1. User: Frequent 'unshare()' calls
From some point of view, such frequent 'unshare()' calls might seem only
insane.

2. Global mutex in 'rcu_barrier()'
Because of the global mutex, 'rcu_barrier()' callers could wait long
even after the callbacks started before the call finished.  Therefore,
similar issues could happen in another 'rcu_barrier()' usages.  Maybe we
can use some wait queue like mechanism to notify the waiters when the
desired time came.

I personally believe applying the point fix for now and making
'rcu_barrier()' improvement in longterm make sense.  If I'm missing
something or you have different opinion, please feel free to let me
know.

Patch History
-------------

Changes from v1
(https://lore.kernel.org/netdev/20201208094529.23266-1-sjpark@amazon.com/)
- Keep xmas tree variable ordering (Jakub Kicinski)
- Add more numbers (Eric Dumazet)
- Use 'llist_for_each_entry_safe()' (Eric Dumazet)

SeongJae Park (1):
  net/ipv4/inet_fragment: Batch fqdir destroy works

 include/net/inet_frag.h  |  2 +-
 net/ipv4/inet_fragment.c | 28 ++++++++++++++++++++--------
 2 files changed, 21 insertions(+), 9 deletions(-)

-- 
2.17.1

^ permalink raw reply	[flat|nested] 4+ messages in thread

* [PATCH v2 1/1] net/ipv4/inet_fragment: Batch fqdir destroy works
  2020-12-10  8:08 [PATCH v2 0/1] net: Reduce rcu_barrier() contentions from 'unshare(CLONE_NEWNET)' SeongJae Park
@ 2020-12-10  8:08 ` SeongJae Park
  2020-12-10 14:09 ` [PATCH v2 0/1] net: Reduce rcu_barrier() contentions from 'unshare(CLONE_NEWNET)' Eric Dumazet
  1 sibling, 0 replies; 4+ messages in thread
From: SeongJae Park @ 2020-12-10  8:08 UTC (permalink / raw)
  To: davem
  Cc: SeongJae Park, kuba, kuznet, edumazet, fw, paulmck, netdev, rcu,
	linux-kernel

From: SeongJae Park <sjpark@amazon.de>

In 'fqdir_exit()', a work for destroy of the 'fqdir' is enqueued.  The
work function, 'fqdir_work_fn()', calls 'rcu_barrier()'.  In case of
intensive 'fqdir_exit()' (e.g., frequent 'unshare()' systemcalls), this
increased contention could result in unacceptably high latency of
'rcu_barrier()'.  This commit avoids such contention by doing the
destroy work in batched manner, as similar to that of 'cleanup_net()'.
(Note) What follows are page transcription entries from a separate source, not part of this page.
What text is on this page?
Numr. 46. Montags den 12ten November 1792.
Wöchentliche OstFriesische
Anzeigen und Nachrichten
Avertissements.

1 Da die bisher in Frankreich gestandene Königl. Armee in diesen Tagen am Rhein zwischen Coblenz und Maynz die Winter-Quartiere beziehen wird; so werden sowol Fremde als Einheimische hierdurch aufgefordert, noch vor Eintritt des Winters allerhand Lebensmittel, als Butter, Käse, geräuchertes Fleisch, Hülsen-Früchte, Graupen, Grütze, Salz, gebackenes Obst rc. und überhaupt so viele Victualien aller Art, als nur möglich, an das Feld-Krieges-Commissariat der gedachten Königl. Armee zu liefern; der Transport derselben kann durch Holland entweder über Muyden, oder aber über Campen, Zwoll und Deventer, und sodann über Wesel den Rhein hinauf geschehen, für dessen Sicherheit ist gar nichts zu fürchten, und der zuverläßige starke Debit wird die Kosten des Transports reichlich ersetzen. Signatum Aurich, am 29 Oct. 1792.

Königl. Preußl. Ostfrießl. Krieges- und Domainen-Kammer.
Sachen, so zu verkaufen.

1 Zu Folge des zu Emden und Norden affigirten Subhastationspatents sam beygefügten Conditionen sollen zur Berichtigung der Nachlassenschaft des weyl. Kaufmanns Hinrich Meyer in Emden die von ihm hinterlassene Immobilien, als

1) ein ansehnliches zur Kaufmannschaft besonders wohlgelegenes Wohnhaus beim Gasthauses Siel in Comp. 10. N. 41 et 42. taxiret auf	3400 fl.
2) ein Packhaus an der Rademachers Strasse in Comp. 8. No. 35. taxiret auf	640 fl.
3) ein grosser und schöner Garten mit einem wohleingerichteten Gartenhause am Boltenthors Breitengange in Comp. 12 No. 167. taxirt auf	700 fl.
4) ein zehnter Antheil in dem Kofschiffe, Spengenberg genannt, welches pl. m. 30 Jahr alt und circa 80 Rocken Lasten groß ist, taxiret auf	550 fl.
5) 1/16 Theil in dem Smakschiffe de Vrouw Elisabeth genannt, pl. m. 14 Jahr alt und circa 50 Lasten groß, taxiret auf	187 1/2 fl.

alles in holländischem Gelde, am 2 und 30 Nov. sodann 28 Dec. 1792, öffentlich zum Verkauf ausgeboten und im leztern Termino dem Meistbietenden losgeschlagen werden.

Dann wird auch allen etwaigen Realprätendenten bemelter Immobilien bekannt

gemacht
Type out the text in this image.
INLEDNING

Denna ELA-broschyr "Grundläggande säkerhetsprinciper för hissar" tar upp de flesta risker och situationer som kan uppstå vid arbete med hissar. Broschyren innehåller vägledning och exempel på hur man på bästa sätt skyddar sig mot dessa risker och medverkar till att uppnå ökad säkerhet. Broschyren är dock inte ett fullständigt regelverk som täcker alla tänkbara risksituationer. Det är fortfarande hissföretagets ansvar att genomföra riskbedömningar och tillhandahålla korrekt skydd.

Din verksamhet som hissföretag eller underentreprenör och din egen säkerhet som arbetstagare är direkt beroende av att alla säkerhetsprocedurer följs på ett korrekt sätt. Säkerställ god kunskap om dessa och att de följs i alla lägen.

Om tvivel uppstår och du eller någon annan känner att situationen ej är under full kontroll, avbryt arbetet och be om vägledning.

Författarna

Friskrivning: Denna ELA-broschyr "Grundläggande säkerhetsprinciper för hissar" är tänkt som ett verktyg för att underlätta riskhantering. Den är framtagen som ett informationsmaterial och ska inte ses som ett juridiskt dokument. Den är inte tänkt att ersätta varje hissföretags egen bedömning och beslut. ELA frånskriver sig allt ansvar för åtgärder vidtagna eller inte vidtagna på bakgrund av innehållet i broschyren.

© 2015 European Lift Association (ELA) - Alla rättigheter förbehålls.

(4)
Signed-off-by: SeongJae Park <sjpark@amazon.de>
---
 include/net/inet_frag.h  |  2 +-
 net/ipv4/inet_fragment.c | 28 ++++++++++++++++++++--------
 2 files changed, 21 insertions(+), 9 deletions(-)

diff --git a/include/net/inet_frag.h b/include/net/inet_frag.h
index bac79e817776..558893d8810c 100644
--- a/include/net/inet_frag.h
+++ b/include/net/inet_frag.h
@@ -20,7 +20,7 @@ struct fqdir {
 
 	/* Keep atomic mem on separate cachelines in structs that include it */
 	atomic_long_t		mem ____cacheline_aligned_in_smp;
-	struct work_struct	destroy_work;
+	struct llist_node	destroy_list;
 };
 
 /**
diff --git a/net/ipv4/inet_fragment.c b/net/ipv4/inet_fragment.c
index 10d31733297d..d5c40386a764 100644
--- a/net/ipv4/inet_fragment.c
+++ b/net/ipv4/inet_fragment.c
@@ -145,12 +145,19 @@ static void inet_frags_free_cb(void *ptr, void *arg)
 		inet_frag_destroy(fq);
 }
 
+static LLIST_HEAD(destroy_list);
+
 static void fqdir_work_fn(struct work_struct *work)
 {
-	struct fqdir *fqdir = container_of(work, struct fqdir, destroy_work);
-	struct inet_frags *f = fqdir->f;
+	struct llist_node *kill_list;
+	struct fqdir *fqdir, *tmp;
+	struct inet_frags *f;
 
-	rhashtable_free_and_destroy(&fqdir->rhashtable, inet_frags_free_cb, NULL);
+	/* Atomically snapshot the list of fqdirs to destroy */
+	kill_list = llist_del_all(&destroy_list);
+
+	llist_for_each_entry(fqdir, kill_list, destroy_list)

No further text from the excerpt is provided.